У Зины гуляли. Посреди стола, на самом почетном месте, стояло блюдо с селедочной головой. Кружочки крупно нарезанного лука плавали в уксусе, в котором виднелись золотистые вкрапинки растительного масла. Кроме селедочной головы, картофеля, сваренного в мундире, наполовину опорожненной банки свиной тушенки, другой закуски на столе не было. Чуть в стороне от стола, на тумбочке, возвышались тарелки с объедками. Пузатые фляжки, бутылки с этикетками и без них распространяли винный запах. В комнате было накурено. Свет от оранжевого абажура с трудом пробивал мутный воздух. За столом сидели Зина с подругой и Фомин — возмужавший, располневший. В его глазах светилась бесшабашная удаль, которая появляется тогда, когда море кажется по колено, когда слова сами собой слетают с языка, когда все хорошо и хочется, чтобы было еще лучше.

— А-а… — сказал Фомин, приподнимаясь мне навстречу. — Легок на помине! Мы тебя только что вспоминали. Она вспоминала, — уточнил Фомин, посмотрев на Зину. — Демобилизовался или в отпуск?

— Демобилизовался.

— А я вот гуляю, — сообщил Фомин. — На десять суток отпуск дали. А потом по новой трубить. Но — не хочется. Справку бы достать про болезнь, чтоб по чистой, значит.

Зина курила, поднося резким движением папироску к ярко накрашенному рту. Она была рада мне — я чувствовал это.

— А Ярчук где? — спросил я.

— Живой, — ответил Фомин. — Да мы с ним не встречаемся.

— А Петров погиб, — сказал я. — Помнишь его?

— Петров? — переспросил Фомин. — Какой он из себя?

— Маленький такой. С большими глазами.

— А-а… — Фомин помрачнел. — Это тот самый, с которым вы тогда, — он выделил слово «тогда», — на меня наскочили?

— Он самый.

— Помню его. — Фомин кивнул. — А Ярчука мне жаль: в последнее время он скурвился. Письма присылал мне идейные, прошлого совестился, намекал: кончать-де надо с веселой жизнью. Я и на фронте не терялся. Приволок оттуда добра разного вагон и маленькую тележку. Зинка подтвердит, если не веришь. Часы ей привез золотые. Покажь, Зинка, какие я тебе часики отвалил.

— Не мели языком! — Встретившись с моим взглядом, Зина убрала руку под стол.

— Боишься — отберу? — Фомин захохотал. — Не бойся, не отберу. У меня таких пятнадцать штук. И еще кое-что есть. Машинных иголок — не счесть привез.
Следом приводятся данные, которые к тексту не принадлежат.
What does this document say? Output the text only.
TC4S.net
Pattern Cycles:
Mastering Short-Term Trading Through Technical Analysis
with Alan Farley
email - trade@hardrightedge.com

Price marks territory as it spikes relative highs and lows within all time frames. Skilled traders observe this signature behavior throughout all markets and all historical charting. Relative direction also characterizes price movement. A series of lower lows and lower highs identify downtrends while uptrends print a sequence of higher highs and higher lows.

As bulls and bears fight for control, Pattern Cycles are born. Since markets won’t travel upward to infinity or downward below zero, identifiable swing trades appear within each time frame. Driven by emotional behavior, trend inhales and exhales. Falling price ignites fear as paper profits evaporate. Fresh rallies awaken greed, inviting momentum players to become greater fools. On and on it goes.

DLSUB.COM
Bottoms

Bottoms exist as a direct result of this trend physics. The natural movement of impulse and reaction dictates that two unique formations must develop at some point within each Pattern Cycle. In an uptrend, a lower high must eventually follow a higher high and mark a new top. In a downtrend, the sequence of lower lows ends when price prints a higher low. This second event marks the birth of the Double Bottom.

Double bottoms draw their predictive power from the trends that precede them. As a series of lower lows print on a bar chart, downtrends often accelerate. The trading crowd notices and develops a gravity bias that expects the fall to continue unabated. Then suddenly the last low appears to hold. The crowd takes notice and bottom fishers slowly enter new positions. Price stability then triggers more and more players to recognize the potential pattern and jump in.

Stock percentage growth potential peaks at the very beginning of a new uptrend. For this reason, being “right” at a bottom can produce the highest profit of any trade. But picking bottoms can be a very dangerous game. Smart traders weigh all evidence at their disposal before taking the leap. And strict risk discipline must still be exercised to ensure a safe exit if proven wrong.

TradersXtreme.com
Справлялся на рынке: штука — червонец. На год обеспечен!

— А дальше что? — спросил я.

— Там видно будет, — ответил Фомин. — Умный человек всегда найдет, как прожить.

— Кстати, ты в каких частях воевал?

— Секрет. — Фомин ухмыльнулся.

— Секрет?

— Секрет. — Он продолжал ухмыляться.

— Скажи-ка, чем пахнет немецкий тол? — Я спросил первое, что пришло в голову.

Фомин растерялся. Потом процедил, виляя глазами:

— Ты что, экзамен мне устраиваешь?

— Хотя бы. — Я старался поймать его взгляд.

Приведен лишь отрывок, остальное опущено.